Temeraire started up with so very revealing an expression that his guilt could be in no doubt. “That is not true, I did not teach anyone to steal,” he said. “The herdsmen at Dover are very lazy, and do not always come in the morning, so we have to wait and wait at the pen, and the herds are meant for us, anyway; it cannot be called stealing.”

“I suppose I ought to have suspected something when you stopped complaining of them being always late,” Laurence said. “But how on earth did you manage it?”
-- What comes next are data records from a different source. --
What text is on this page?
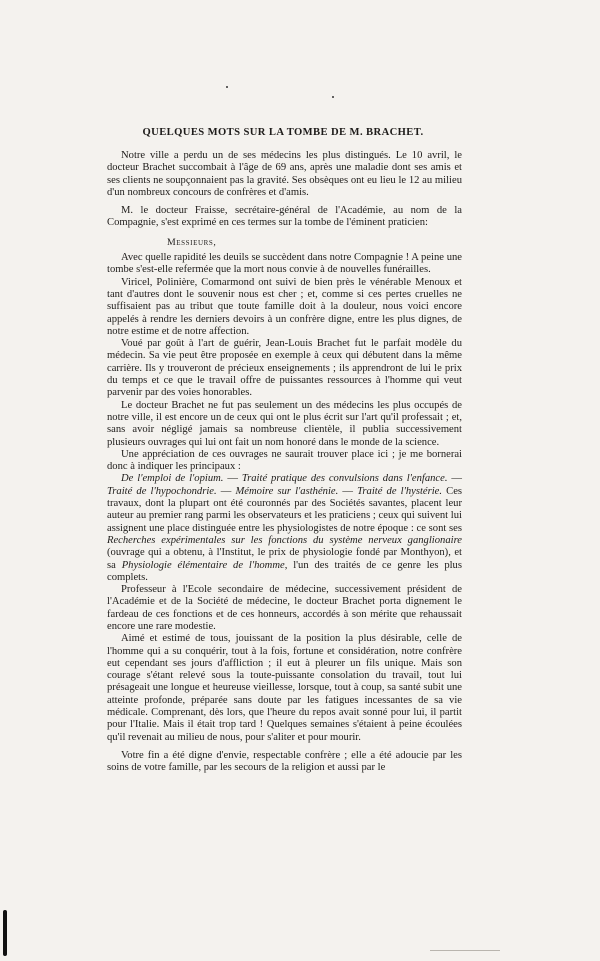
QUELQUES MOTS SUR LA TOMBE DE M. BRACHET.

Notre ville a perdu un de ses médecins les plus distingués. Le 10 avril, le docteur Brachet succombait à l'âge de 69 ans, après une maladie dont ses amis et ses clients ne soupçonnaient pas la gravité. Ses obsèques ont eu lieu le 12 au milieu d'un nombreux concours de confrères et d'amis.

M. le docteur Fraisse, secrétaire-général de l'Académie, au nom de la Compagnie, s'est exprimé en ces termes sur la tombe de l'éminent praticien:

Messieurs,

Avec quelle rapidité les deuils se succèdent dans notre Compagnie ! A peine une tombe s'est-elle refermée que la mort nous convie à de nouvelles funérailles.

Viricel, Polinière, Comarmond ont suivi de bien près le vénérable Menoux et tant d'autres dont le souvenir nous est cher ; et, comme si ces pertes cruelles ne suffisaient pas au tribut que toute famille doit à la douleur, nous voici encore appelés à rendre les derniers devoirs à un confrère digne, entre les plus dignes, de notre estime et de notre affection.

Voué par goût à l'art de guérir, Jean-Louis Brachet fut le parfait modèle du médecin. Sa vie peut être proposée en exemple à ceux qui débutent dans la même carrière. Ils y trouveront de précieux enseignements ; ils apprendront de lui le prix du temps et ce que le travail offre de puissantes ressources à l'homme qui veut parvenir par des voies honorables.

Le docteur Brachet ne fut pas seulement un des médecins les plus occupés de notre ville, il est encore un de ceux qui ont le plus écrit sur l'art qu'il professait ; et, sans avoir négligé jamais sa nombreuse clientèle, il publia successivement plusieurs ouvrages qui lui ont fait un nom honoré dans le monde de la science.

Une appréciation de ces ouvrages ne saurait trouver place ici ; je me bornerai donc à indiquer les principaux :

De l'emploi de l'opium. — Traité pratique des convulsions dans l'enfance. — Traité de l'hypochondrie. — Mémoire sur l'asthénie. — Traité de l'hystérie. Ces travaux, dont la plupart ont été couronnés par des Sociétés savantes, placent leur auteur au premier rang parmi les observateurs et les praticiens ; ceux qui suivent lui assignent une place distinguée entre les physiologistes de notre époque : ce sont ses Recherches expérimentales sur les fonctions du système nerveux ganglionaire (ouvrage qui a obtenu, à l'Institut, le prix de physiologie fondé par Monthyon), et sa Physiologie élémentaire de l'homme, l'un des traités de ce genre les plus complets.

Professeur à l'Ecole secondaire de médecine, successivement président de l'Académie et de la Société de médecine, le docteur Brachet porta dignement le fardeau de ces fonctions et de ces honneurs, accordés à son mérite que rehaussait encore une rare modestie.

Aimé et estimé de tous, jouissant de la position la plus désirable, celle de l'homme qui a su conquérir, tout à la fois, fortune et considération, notre confrère eut cependant ses jours d'affliction ; il eut à pleurer un fils unique. Mais son courage s'étant relevé sous la toute-puissante consolation du travail, tout lui présageait une longue et heureuse vieillesse, lorsque, tout à coup, sa santé subit une atteinte profonde, préparée sans doute par les fatigues incessantes de sa vie médicale. Comprenant, dès lors, que l'heure du repos avait sonné pour lui, il partit pour l'Italie. Mais il était trop tard ! Quelques semaines s'étaient à peine écoulées qu'il revenait au milieu de nous, pour s'aliter et pour mourir.

Votre fin a été digne d'envie, respectable confrère ; elle a été adoucie par les soins de votre famille, par les secours de la religion et aussi par le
“The gate is perfectly simple,” Temeraire said. “There is only a bar across the fence, which one can lift very easily, and then it swings open; Nitidus could do it best, for his forehands are the smallest. Though it is difficult to keep the animals inside the pen, and the first time I learned how to open it, they all ran away,” he added. “Maximus and I had to chase after them for hours and hours—it was not funny, at all,” he said, ruffled, sitting back on his haunches and contemplating Laurence with great indignation.

“I beg your pardon,” Laurence said, after he had regained his breath. “I truly beg your pardon, it was only the notion of you, and Maximus, and the sheep—oh dear,” Laurence said, and dissolved again, try as he might to contain himself: astonished stares from his crew, and Temeraire haughtily offended.

“Is there any other news in the letter?” Temeraire asked, coolly, when Laurence had finally done.